Ну, как же не хвалить старины? Чудное дело, как – было все совершеннее! Как бы крепко маменька не сомлели, батенька, пощекотавши им в носу бумажкою, в ту же минуту приводили их в себя. Теперь же прошу покорно! Жена моя то и дело, что по слабости натуры сомлевает, но щекотать ей в носу даже и я не смею: строжайше запретила, не объяснив причины. А тут взбегаемся все: я, дети, прислуга; кто спирт к носу тычет, кто "поль-де коком" виски ей трет; кто, разведя ложку «гимназии» в красном вине, даст ей выпить, и тьма хлопот! А не успеем привести в чувство, как она вновь сомлела – и бац на пол. Пощекотать бы ей в носу, так и не было бы таких бед!

И то сказать: и различные обмороки и от различных причин бывают. В старину маменька сомлевали от всякого сильного чувства; в среднее время моя любезнейшая супруга упадает в обморок так, ни от чего, ни с радости, ни с печали, когда вздумает – бац! и возися с нею. В новейшее же, усовершенствованное – как нынешние люди думают – время вторая моя невестка, хотя ей ужасная радость или печаль, ни за что не упадет в обморок, когда не случится тут «гувернер» сына ее. Он, изволите видеть, какой-то природный маркиз, но имеет особую страсть воспитывать юношество, и, потому, сложив свою знатность, договорился у моей невестки, когда она была на чужестранных водах, образовать сына ее… О, да и взял же с нее – гунстват! между нами сказавши – очень дорого! Правда, кроме образования мальчика, он ей полезен в обмороках: никто-де так ловко не поддержит, как этот мусье гувернер. А по той причине, когда он при ней, что часто бывает, то она уже смело падает, чтобы насладиться удовольствием быть поддержанной мусье маркизом. Вот и выходит, что и обмороки и причины к ним теперь совсем отличны от прежних.

Пожалуйте, о чем бишь я рассказывал?.. Да, вот нас принялися провожать… Но я не в состоянии вам пересказать этого чувствительного пассажа. Меня и при воспоминании слеза пронимает! Довольно скажу, что маменька за горькими слезами не могли ничего говорить, а только нас благословляли; что же принадлежит до ее сердца, то верно оно разбилося тогда на мелкие куски, и вся внутренность их разорвалася в лохмотья… ведь материнское сердце!

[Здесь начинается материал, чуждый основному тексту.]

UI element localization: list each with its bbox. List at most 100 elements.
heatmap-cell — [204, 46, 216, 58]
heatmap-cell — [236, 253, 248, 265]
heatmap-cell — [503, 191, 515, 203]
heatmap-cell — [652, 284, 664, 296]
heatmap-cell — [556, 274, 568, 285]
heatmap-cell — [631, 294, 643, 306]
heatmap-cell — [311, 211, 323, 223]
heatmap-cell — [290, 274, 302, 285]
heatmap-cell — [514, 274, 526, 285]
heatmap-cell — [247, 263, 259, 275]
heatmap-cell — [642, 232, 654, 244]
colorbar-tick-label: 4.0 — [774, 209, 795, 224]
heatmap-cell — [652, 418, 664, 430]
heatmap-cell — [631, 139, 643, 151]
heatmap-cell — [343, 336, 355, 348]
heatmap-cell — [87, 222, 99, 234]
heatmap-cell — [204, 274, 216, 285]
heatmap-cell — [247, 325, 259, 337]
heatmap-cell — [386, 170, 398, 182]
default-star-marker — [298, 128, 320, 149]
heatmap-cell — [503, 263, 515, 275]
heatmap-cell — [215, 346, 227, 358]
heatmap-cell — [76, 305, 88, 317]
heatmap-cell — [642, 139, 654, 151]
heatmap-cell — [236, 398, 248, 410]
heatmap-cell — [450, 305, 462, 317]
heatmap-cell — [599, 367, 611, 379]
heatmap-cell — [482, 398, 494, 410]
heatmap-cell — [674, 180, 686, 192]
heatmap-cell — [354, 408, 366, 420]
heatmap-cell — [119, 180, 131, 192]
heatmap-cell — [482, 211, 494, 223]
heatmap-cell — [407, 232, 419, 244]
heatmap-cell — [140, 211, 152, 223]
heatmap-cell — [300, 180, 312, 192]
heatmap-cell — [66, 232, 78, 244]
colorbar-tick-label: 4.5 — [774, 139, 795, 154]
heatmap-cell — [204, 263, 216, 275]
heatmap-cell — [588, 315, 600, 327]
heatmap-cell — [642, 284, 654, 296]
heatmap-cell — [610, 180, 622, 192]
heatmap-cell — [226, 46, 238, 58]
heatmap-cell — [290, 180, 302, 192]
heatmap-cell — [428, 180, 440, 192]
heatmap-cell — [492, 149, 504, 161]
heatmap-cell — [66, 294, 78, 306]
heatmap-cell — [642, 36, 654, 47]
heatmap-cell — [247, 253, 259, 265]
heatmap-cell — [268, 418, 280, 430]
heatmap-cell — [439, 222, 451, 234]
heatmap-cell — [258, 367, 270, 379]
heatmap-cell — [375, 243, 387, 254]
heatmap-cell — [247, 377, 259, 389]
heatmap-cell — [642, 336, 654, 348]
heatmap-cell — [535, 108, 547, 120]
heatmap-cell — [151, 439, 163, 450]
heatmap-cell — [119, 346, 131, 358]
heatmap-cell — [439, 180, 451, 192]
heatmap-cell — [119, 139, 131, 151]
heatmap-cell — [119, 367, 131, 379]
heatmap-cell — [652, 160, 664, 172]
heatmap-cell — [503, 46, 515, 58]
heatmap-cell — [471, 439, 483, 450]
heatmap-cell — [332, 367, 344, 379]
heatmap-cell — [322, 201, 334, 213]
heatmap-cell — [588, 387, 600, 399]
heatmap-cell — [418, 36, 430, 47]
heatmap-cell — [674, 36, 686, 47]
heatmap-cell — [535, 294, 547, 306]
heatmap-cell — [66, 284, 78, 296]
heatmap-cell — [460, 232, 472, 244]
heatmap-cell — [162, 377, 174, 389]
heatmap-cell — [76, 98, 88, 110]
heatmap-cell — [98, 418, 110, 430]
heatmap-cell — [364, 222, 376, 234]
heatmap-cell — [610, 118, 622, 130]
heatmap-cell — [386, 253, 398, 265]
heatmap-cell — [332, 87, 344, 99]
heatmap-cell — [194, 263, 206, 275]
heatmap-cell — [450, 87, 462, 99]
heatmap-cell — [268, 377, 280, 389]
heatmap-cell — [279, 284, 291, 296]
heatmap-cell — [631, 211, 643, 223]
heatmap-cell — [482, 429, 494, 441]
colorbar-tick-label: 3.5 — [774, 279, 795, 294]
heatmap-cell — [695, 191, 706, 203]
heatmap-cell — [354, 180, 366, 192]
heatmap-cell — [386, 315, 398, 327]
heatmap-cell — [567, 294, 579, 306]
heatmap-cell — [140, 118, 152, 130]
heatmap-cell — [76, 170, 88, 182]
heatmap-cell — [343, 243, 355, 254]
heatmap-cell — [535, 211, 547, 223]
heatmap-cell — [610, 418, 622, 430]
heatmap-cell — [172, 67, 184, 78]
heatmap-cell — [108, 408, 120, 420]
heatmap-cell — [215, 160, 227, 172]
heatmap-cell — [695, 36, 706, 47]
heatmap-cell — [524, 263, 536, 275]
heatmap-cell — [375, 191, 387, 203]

Что же относится до батеньки, то они показали крепкий свой дух. Немудрено: они имели крепкую комплекцию. Они не плакали, но не могли и слова более сказать нам, как только: "Слушайте во всем пана Галушкинского; он ваш наставник… чтоб не пропали даром деньги…" – и, махнув рукою, закрыли глаза, маменька ахнули и упали, а мы себе поехали…

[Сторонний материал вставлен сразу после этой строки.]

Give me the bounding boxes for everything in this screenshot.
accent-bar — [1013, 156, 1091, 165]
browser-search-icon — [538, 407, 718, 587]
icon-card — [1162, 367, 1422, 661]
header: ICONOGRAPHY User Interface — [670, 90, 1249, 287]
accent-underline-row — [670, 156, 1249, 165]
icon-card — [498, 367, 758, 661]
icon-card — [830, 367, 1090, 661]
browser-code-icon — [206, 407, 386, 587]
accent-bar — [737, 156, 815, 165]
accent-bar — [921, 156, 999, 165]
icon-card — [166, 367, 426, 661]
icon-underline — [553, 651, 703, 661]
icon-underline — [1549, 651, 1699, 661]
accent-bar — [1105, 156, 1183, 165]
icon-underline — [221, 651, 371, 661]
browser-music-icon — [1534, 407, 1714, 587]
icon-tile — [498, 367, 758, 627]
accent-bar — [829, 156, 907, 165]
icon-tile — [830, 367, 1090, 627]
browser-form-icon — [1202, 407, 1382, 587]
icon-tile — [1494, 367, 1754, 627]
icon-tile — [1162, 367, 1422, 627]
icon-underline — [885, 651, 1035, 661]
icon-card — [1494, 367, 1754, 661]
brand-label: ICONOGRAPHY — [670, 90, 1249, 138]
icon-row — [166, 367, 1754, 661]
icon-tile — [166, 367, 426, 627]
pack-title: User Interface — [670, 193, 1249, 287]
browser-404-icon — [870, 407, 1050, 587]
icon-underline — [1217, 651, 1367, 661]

Еще мы не выехали из селения, как меня одолела сильная грусть по той причине, что я забыл свои маковники в бумажке, для дороги завернутые и оставленные мною в маменькиной спальне на лежанке. Заторопился я и забыл. Тоска смертельная! Ну, воротился бы, если бы льзя было! Но тут уже неограниченно властвовал домине Галушкинский над нами, лошадями и малейшею частицею, обоз наш составляющею.

В силу чего занял он в повозке первое место, разлегся и приказал нам размышлять о пути, о цели поездки нашей, о намерениях наших, как нам употребить время, и что встретится нам в размышлениях наших умненькое или сомнительное, объявлять ему, а он будет разрешать.

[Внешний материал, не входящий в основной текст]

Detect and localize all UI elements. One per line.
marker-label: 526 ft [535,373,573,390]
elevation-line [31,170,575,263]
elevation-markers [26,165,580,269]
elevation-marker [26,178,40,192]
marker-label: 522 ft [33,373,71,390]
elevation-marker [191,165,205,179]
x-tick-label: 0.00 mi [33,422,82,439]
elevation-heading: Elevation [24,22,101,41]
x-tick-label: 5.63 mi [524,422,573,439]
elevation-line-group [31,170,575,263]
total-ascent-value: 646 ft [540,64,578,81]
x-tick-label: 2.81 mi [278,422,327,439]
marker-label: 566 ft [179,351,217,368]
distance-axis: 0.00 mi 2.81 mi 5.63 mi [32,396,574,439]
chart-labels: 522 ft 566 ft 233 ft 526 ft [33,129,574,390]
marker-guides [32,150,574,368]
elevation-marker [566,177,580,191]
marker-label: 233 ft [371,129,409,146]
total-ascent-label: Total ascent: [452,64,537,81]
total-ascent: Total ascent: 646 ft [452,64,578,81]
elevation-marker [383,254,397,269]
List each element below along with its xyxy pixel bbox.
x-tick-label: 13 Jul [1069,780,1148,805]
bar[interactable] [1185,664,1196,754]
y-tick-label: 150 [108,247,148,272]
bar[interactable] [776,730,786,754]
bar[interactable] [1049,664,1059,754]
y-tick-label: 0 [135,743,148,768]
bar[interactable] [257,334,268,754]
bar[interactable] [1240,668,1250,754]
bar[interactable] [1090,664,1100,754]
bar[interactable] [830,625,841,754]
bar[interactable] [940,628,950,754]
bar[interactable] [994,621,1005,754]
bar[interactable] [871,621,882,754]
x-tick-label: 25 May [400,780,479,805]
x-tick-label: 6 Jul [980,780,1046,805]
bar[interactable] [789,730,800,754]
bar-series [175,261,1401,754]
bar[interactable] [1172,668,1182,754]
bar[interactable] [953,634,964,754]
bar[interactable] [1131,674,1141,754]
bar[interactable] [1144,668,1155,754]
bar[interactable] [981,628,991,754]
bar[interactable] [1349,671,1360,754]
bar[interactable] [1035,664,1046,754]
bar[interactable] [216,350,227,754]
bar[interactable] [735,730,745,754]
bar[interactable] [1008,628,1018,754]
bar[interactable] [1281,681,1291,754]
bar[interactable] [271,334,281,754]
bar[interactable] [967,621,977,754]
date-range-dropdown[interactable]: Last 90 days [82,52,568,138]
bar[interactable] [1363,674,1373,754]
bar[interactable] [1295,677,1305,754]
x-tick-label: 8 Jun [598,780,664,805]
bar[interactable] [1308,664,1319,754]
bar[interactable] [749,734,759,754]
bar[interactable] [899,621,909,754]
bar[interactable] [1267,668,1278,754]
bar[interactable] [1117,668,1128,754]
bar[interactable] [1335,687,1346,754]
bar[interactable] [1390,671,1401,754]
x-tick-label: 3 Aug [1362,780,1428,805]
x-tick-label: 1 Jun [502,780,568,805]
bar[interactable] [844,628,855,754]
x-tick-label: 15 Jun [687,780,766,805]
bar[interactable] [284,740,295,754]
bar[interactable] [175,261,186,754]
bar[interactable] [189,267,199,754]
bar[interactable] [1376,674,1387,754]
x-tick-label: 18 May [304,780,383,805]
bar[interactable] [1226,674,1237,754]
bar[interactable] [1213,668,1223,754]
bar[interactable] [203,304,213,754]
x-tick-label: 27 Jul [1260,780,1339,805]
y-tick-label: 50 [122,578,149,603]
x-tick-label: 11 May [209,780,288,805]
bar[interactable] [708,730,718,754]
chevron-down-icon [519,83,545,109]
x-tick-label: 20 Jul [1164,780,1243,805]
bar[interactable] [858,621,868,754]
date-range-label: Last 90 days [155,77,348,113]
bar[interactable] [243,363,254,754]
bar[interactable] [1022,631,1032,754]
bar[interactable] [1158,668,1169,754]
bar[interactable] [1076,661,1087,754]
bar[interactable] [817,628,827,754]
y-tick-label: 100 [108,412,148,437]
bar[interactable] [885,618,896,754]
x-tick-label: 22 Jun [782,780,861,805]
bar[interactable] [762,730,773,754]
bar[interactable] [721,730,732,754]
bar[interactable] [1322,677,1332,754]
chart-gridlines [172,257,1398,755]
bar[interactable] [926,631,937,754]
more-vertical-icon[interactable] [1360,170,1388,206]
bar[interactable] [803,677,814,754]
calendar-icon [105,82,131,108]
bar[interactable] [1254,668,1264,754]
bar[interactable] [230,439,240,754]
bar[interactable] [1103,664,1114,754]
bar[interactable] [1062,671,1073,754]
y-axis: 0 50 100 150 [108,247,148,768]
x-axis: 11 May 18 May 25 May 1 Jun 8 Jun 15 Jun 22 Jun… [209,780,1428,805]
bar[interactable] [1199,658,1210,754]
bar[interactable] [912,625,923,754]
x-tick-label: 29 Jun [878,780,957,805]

Долго царствовало между нами молчание. Кто о чем думал – не знаю; но я все молчал, думая о забытых маковниках. Горесть маменькина не занимала меня. Я полагал, что так и должно быть. Она с нами рассталася, а не я с нею; она должна грустить… Как вдруг брат Петруся, коего быстрый ум не мог оставаться покоен и требовал себе пищи, вдруг спросил наставника нашего:

– Скажите, пожалуйте, реверендиссиме домине Галушкинский, где же город и наше училище? Вы говорили нам, что где небо соединено с землею, там и конец вселенной. Вон, далеко, очень видно, что небо сошлось с землею, ergo, там конец миру; но на этом расстоянии я не вижу города. Где же он! Туда ли мы едем?

– Бене, домине Халявский! Ваше предложение глубокомысленно и вы мне показали, что голова ваша занята важными размышлениями; но я должен рассеять ваши сомнения. – Так сказал великий наш наставник и, поправив под собою подушку, продолжал ораторствовать. – Видимое нами соединение неба с землею не есть в существе, а это… просто… как биш?.. "фле… флегматический" обман. Напротив, нам надобно ехать долго, и очень долго, пока мы доедем до моря, и все нам будет казаться, что впереди нас земля соединилася с небом, но это ложь, обман, призрак. Потом и морем мы должны ехать еще долее, нежели на суше, но уже не в кибитке, а в корабле или другом сосуде (иначе назвать домине Галушкинский почитал непристойно и осуждал за то других) и тогда достигнуть до края вселенной, то есть где небо сошлось с землею. Но никто из смертных еще не достигал сего. Итак, на этом-то пространстве, которое мы переезжаем до края вселенной, встретится нам город, в коем наше училище…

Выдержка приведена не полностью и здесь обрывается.